Japanese-Creole architecture? Why Pagoda House in New Orleans may owe its style to writer Lafcadio Hearn | Entertainment/Life


He didn’t build it. He never visited it or even wrote about it.

Yet, when it comes to the distinctly Japanese-inspired Pagoda House at 2037 Napoleon Ave., local lore — which has never depended on such inconveniences as hard evidence — persists in the belief that none other than Lafcadio Hearn was the chief inspiration behind it.

Part of that is because New Orleanians will never cease to love the silver-tongued, Greek-born scribe, who came to New Orleans via Cincinnati only to fall head-over-heels in love with the place.

In his decade here, from 1877 to 1887, Hearn wrote a lot about the Crescent City for local newspapers, as well as for national publications including Harper’s and Scribner’s.

Spreading the mystique

Those latter gigs are credited with popularizing the city’s mystique among a national audience, but if there’s one thing for which he’s remembered in New Orleans, it is his now-famous declaration that “it is better to live here in sackcloth and ashes than to own the whole state of Ohio.”

(If you want to earn the eternal affection of the city, just write something like that.)

But the question remains: What exactly did Hearn have to do with the Pagoda House?

Well, as it turns out, Hearn’s time in New Orleans overlapped with the 1884 World Cotton Centennial. It was there that he was reputedly introduced to Japanese culture. A decade after falling head-over-heels in love with New Orleans, he fell even more head-over-heels in love with Japan.

Moving to Japan

In fact, in 1890, shortly after leaving New Orleans, Hearn moved to Japan, where he married, assumed the name Koizumi Yakumo and spent the rest of his life.

In those years, however, he maintained an epistolary relationship with Raoul Vallon, a well-to-do insurance agent who was active in New Orleans social circles, including as a member of the Rex organization.

As part of their regular correspondence, Hearn would send along illustrations and descriptions of Japanese buildings, said one of Vallon’s grandchildren, Henriette Vallon Monrose, in a 2004 interview with The Times-Picayune.

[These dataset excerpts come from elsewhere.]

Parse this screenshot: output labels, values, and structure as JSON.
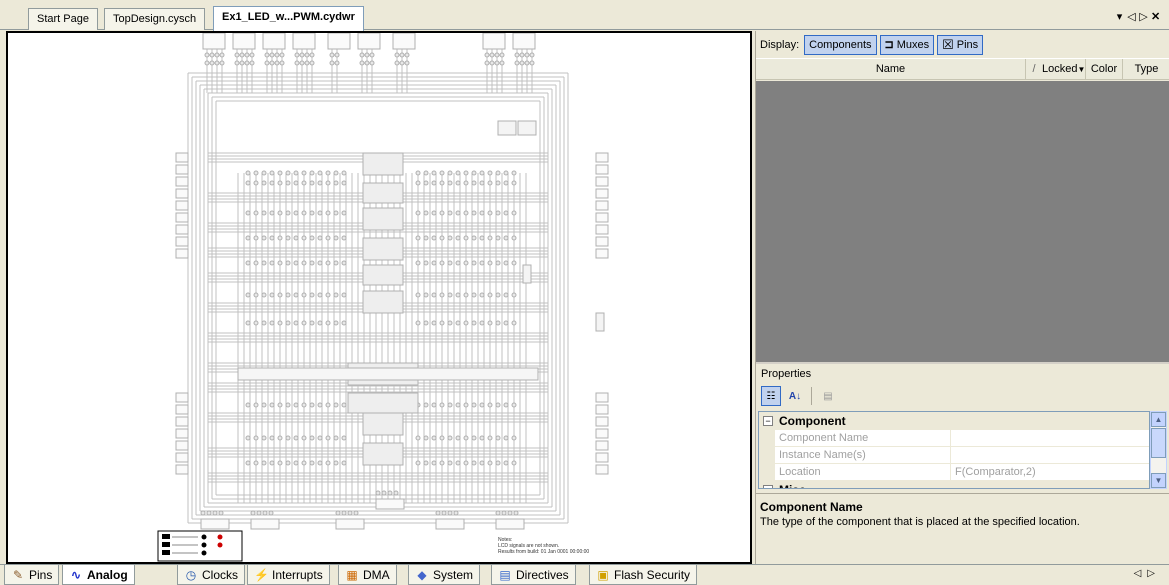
{
  "tabs": [
    {
      "label": "Start Page",
      "active": false
    },
    {
      "label": "TopDesign.cysch",
      "active": false
    },
    {
      "label": "Ex1_LED_w...PWM.cydwr",
      "active": true
    }
  ],
  "tab_controls": {
    "dropdown": "▾",
    "prev": "◁",
    "next": "▷",
    "close": "✕"
  },
  "canvas": {
    "notes_title": "Notes:",
    "notes_line1": "LCD signals are not shown.",
    "notes_line2": "Results from build: 01 Jan 0001 00:00:00"
  },
  "display": {
    "label": "Display:",
    "components_label": "Components",
    "muxes_label": "Muxes",
    "pins_label": "Pins"
  },
  "grid": {
    "columns": [
      "Name",
      "/",
      "Locked",
      "Color",
      "Type"
    ]
  },
  "properties": {
    "title": "Properties",
    "categories": [
      {
        "label": "Component",
        "rows": [
          {
            "name": "Component Name",
            "value": ""
          },
          {
            "name": "Instance Name(s)",
            "value": ""
          },
          {
            "name": "Location",
            "value": "F(Comparator,2)"
          }
        ]
      },
      {
        "label": "Misc"
      }
    ],
    "desc_title": "Component Name",
    "desc_text": "The type of the component that is placed at the specified location."
  },
  "bottom_tabs": [
    {
      "label": "Pins",
      "icon": "pins-icon",
      "glyph": "✎",
      "color": "#8a5c2c",
      "active": false
    },
    {
      "label": "Analog",
      "icon": "analog-icon",
      "glyph": "∿",
      "color": "#2233cc",
      "active": true
    },
    {
      "label": "Clocks",
      "icon": "clock-icon",
      "glyph": "◷",
      "color": "#2255aa",
      "active": false
    },
    {
      "label": "Interrupts",
      "icon": "interrupt-icon",
      "glyph": "⚡",
      "color": "#c8a000",
      "active": false
    },
    {
      "label": "DMA",
      "icon": "dma-icon",
      "glyph": "▦",
      "color": "#cc6600",
      "active": false
    },
    {
      "label": "System",
      "icon": "system-icon",
      "glyph": "◆",
      "color": "#4466cc",
      "active": false
    },
    {
      "label": "Directives",
      "icon": "directives-icon",
      "glyph": "▤",
      "color": "#3366cc",
      "active": false
    },
    {
      "label": "Flash Security",
      "icon": "flash-security-icon",
      "glyph": "▣",
      "color": "#d0a000",
      "active": false
    }
  ],
  "bottom_controls": {
    "prev": "◁",
    "next": "▷"
  }
}
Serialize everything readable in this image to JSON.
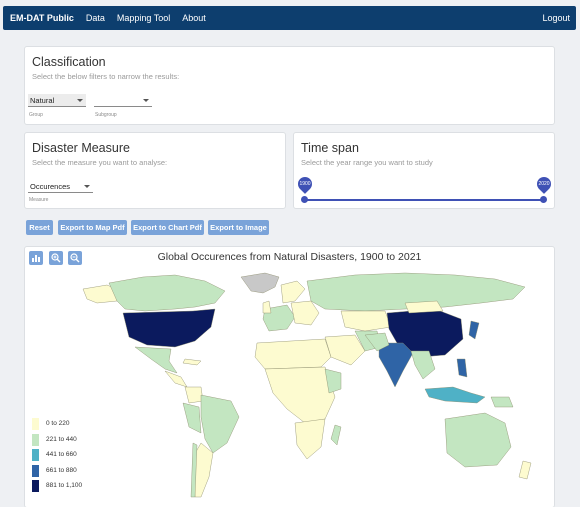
{
  "nav": {
    "brand": "EM-DAT Public",
    "links": [
      "Data",
      "Mapping Tool",
      "About"
    ],
    "logout": "Logout"
  },
  "classification": {
    "title": "Classification",
    "subtitle": "Select the below filters to narrow the results:",
    "group": {
      "value": "Natural",
      "helper": "Group"
    },
    "subgroup": {
      "value": "",
      "helper": "Subgroup"
    }
  },
  "measure": {
    "title": "Disaster Measure",
    "subtitle": "Select the measure you want to analyse:",
    "value": "Occurences",
    "helper": "Measure"
  },
  "timespan": {
    "title": "Time span",
    "subtitle": "Select the year range you want to study",
    "start": "1900",
    "end": "2020"
  },
  "buttons": [
    "Reset",
    "Export to Map Pdf",
    "Export to Chart Pdf",
    "Export to Image"
  ],
  "map": {
    "title": "Global Occurences from Natural Disasters, 1900 to 2021",
    "tools": [
      "bar-chart-icon",
      "zoom-in-icon",
      "zoom-out-icon"
    ],
    "legend": [
      {
        "label": "0 to 220",
        "color": "#fdfbd0"
      },
      {
        "label": "221 to 440",
        "color": "#c3e6c1"
      },
      {
        "label": "441 to 660",
        "color": "#4fb1c6"
      },
      {
        "label": "661 to 880",
        "color": "#2f64a6"
      },
      {
        "label": "881 to 1,100",
        "color": "#0b1a5e"
      }
    ],
    "no_data_color": "#c8c8c8"
  }
}
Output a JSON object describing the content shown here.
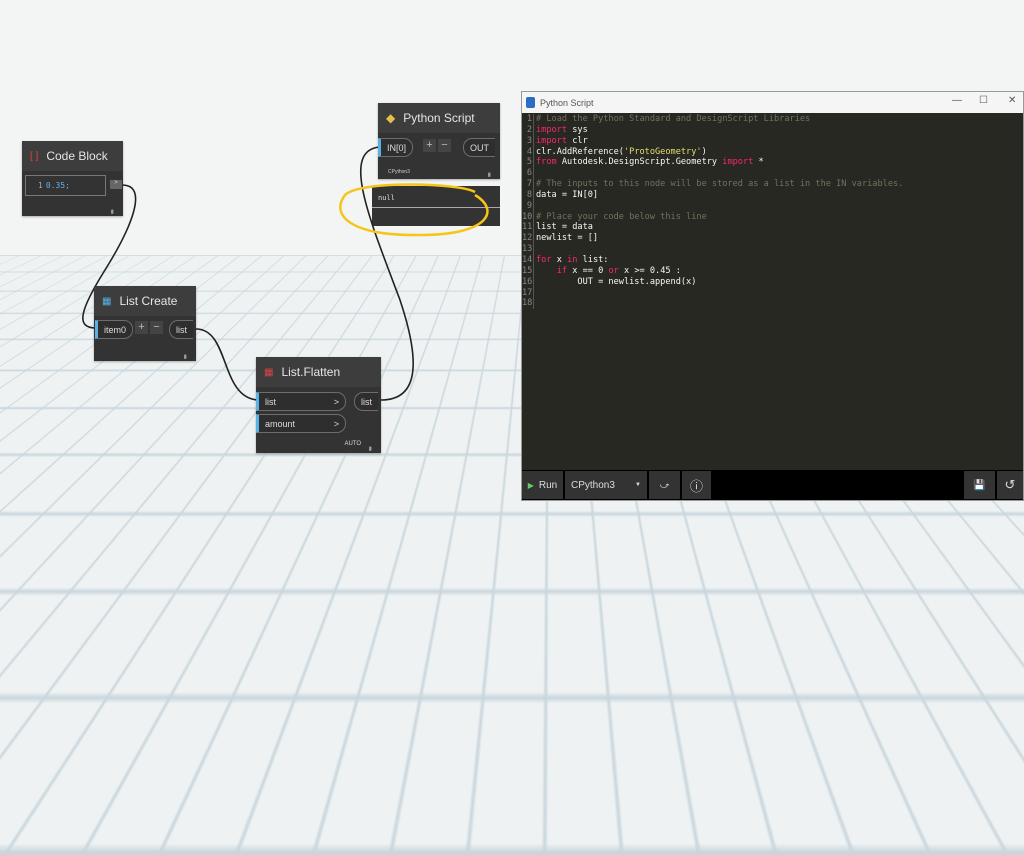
{
  "nodes": {
    "code_block": {
      "title": "Code Block",
      "line": "1",
      "value": "0.35;"
    },
    "python_script": {
      "title": "Python Script",
      "input": "IN[0]",
      "output": "OUT",
      "engine": "CPython3",
      "preview": "null"
    },
    "list_create": {
      "title": "List Create",
      "input": "item0",
      "output": "list"
    },
    "list_flatten": {
      "title": "List.Flatten",
      "inputs": [
        "list",
        "amount"
      ],
      "output": "list",
      "lacing": "AUTO"
    }
  },
  "editor": {
    "title": "Python Script",
    "lines": [
      "# Load the Python Standard and DesignScript Libraries",
      "import sys",
      "import clr",
      "clr.AddReference('ProtoGeometry')",
      "from Autodesk.DesignScript.Geometry import *",
      "",
      "# The inputs to this node will be stored as a list in the IN variables.",
      "data = IN[0]",
      "",
      "# Place your code below this line",
      "list = data",
      "newlist = []",
      "",
      "for x in list:",
      "    if x == 0 or x >= 0.45 :",
      "        OUT = newlist.append(x)",
      "",
      ""
    ],
    "toolbar": {
      "run": "Run",
      "engine": "CPython3"
    }
  },
  "colors": {
    "accent": "#59b2e6",
    "highlight": "#f5c518",
    "keyword": "#f92672",
    "comment": "#75715e",
    "string": "#e6db74",
    "number": "#ae81ff"
  }
}
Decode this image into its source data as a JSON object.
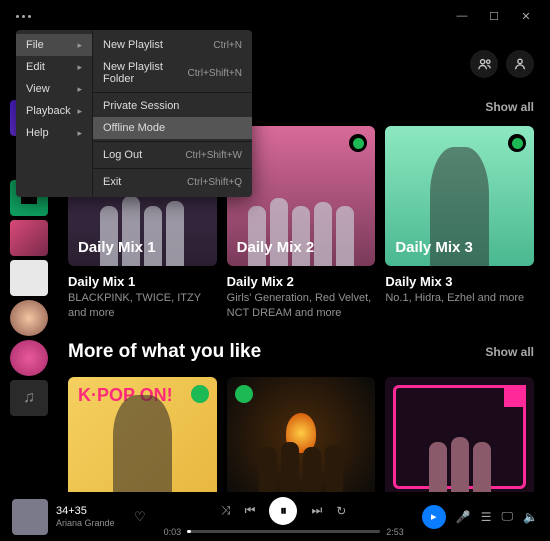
{
  "titlebar": {
    "minimize": "—",
    "maximize": "☐",
    "close": "✕"
  },
  "menu": {
    "col1": [
      {
        "label": "File",
        "arrow": true,
        "hl": true
      },
      {
        "label": "Edit",
        "arrow": true
      },
      {
        "label": "View",
        "arrow": true
      },
      {
        "label": "Playback",
        "arrow": true
      },
      {
        "label": "Help",
        "arrow": true
      }
    ],
    "col2": [
      {
        "label": "New Playlist",
        "shortcut": "Ctrl+N"
      },
      {
        "label": "New Playlist Folder",
        "shortcut": "Ctrl+Shift+N"
      },
      {
        "sep": true
      },
      {
        "label": "Private Session"
      },
      {
        "label": "Offline Mode",
        "hl": true
      },
      {
        "sep": true
      },
      {
        "label": "Log Out",
        "shortcut": "Ctrl+Shift+W"
      },
      {
        "sep": true
      },
      {
        "label": "Exit",
        "shortcut": "Ctrl+Shift+Q"
      }
    ]
  },
  "show_all": "Show all",
  "mixes": [
    {
      "overlay": "Daily Mix 1",
      "title": "Daily Mix 1",
      "sub": "BLACKPINK, TWICE, ITZY and more"
    },
    {
      "overlay": "Daily Mix 2",
      "title": "Daily Mix 2",
      "sub": "Girls' Generation, Red Velvet, NCT DREAM and more"
    },
    {
      "overlay": "Daily Mix 3",
      "title": "Daily Mix 3",
      "sub": "No.1, Hidra, Ezhel and more"
    }
  ],
  "section2_title": "More of what you like",
  "kpop_on": "K·POP ON!",
  "player": {
    "title": "34+35",
    "artist": "Ariana Grande",
    "elapsed": "0:03",
    "total": "2:53"
  }
}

“Hearn told my grandfather, ‘I am showing you several plans that would be wonderful for the New Orleans climate,’” Monrose said. “Breezes go in and out and air rises through the belvedere.”

In the days before air-conditioning, that was no small thing.

Under the influence

Soon after, Vallon hired architect Frank P. Graveley — whose other work includes the Queen & Crescent building at 344 Camp St. — to design for him a new family home at 2037 Napoleon Ave.

With the guidance of Vallon, and, apparently, the illustrations of Hearn, Graveley designed a unique four-bedroom structure, built of cypress on a ground-level basement.

A porch encircles the second-story main living area. More living space is on the floor above, with the whole thing crowned by a small, square, breeze-accommodating belvedere.

The Japanese influence in the building is unmistakable. Corner of all three levels of its red-tiled roof are gently upturned, providing its most conspicuous Eastern feature. The belvedere on the top lends the whole thing a triangular, almost-temple-like profile.

More Eastern details

The wide windows were designed to mimic paper and bamboo windows. The heavy double doors leading inside from the front porch are adorned with the stained-glass likenesses of a pot of bamboo and the rising sun.

Similarly Asian-inspired adornments were installed throughout, including holly-and-berry molding, as well as carved figures on the stairway that are said to represent good fortune.

The house was completed in 1904 at a cost of $15,000, the equivalent of more than $450,000 in 2022, according to the Bureau of Labor Statistics.

The Vallon family continued to live in it until 1925. Since then it’s changed hands a few times. Over the years, additional Eastern touches were added to enhance the pagoda effect.

Neither here nor there

Standing out amid the Greek Revival and Italianate mansions typically found along Uptown’s tonier streets, the so-called Pagoda House is certainly a striking homage to Japanese culture. That being said, it doesn’t quite capture the culture as faithfully as, say, Hearn’s writings on the mystique of New Orleans.

“Though it appears Asian-esque and foreign to Westerners, it also appears Western and foreign to people from East Asia,” historian Winston Ho wrote in 2019 in the Preservation Resource Center’s Preservation in Print.

Ho continued: “The Vallon Pagoda House is not a building you would ever see in Japan — perhaps not something you would see anywhere else in the world. It may be the only Japanese Creole house in existence.”

Coincidentally, Hearn died in 1904, the same year the Pagoda House was completed, so he never saw it.

But he’d likely be pleased that a building he influenced, no matter how indirectly, still stands, representing two of his favorite cities.

If nothing else, this much is for sure: It beats the heck out of sackcloth and ashes.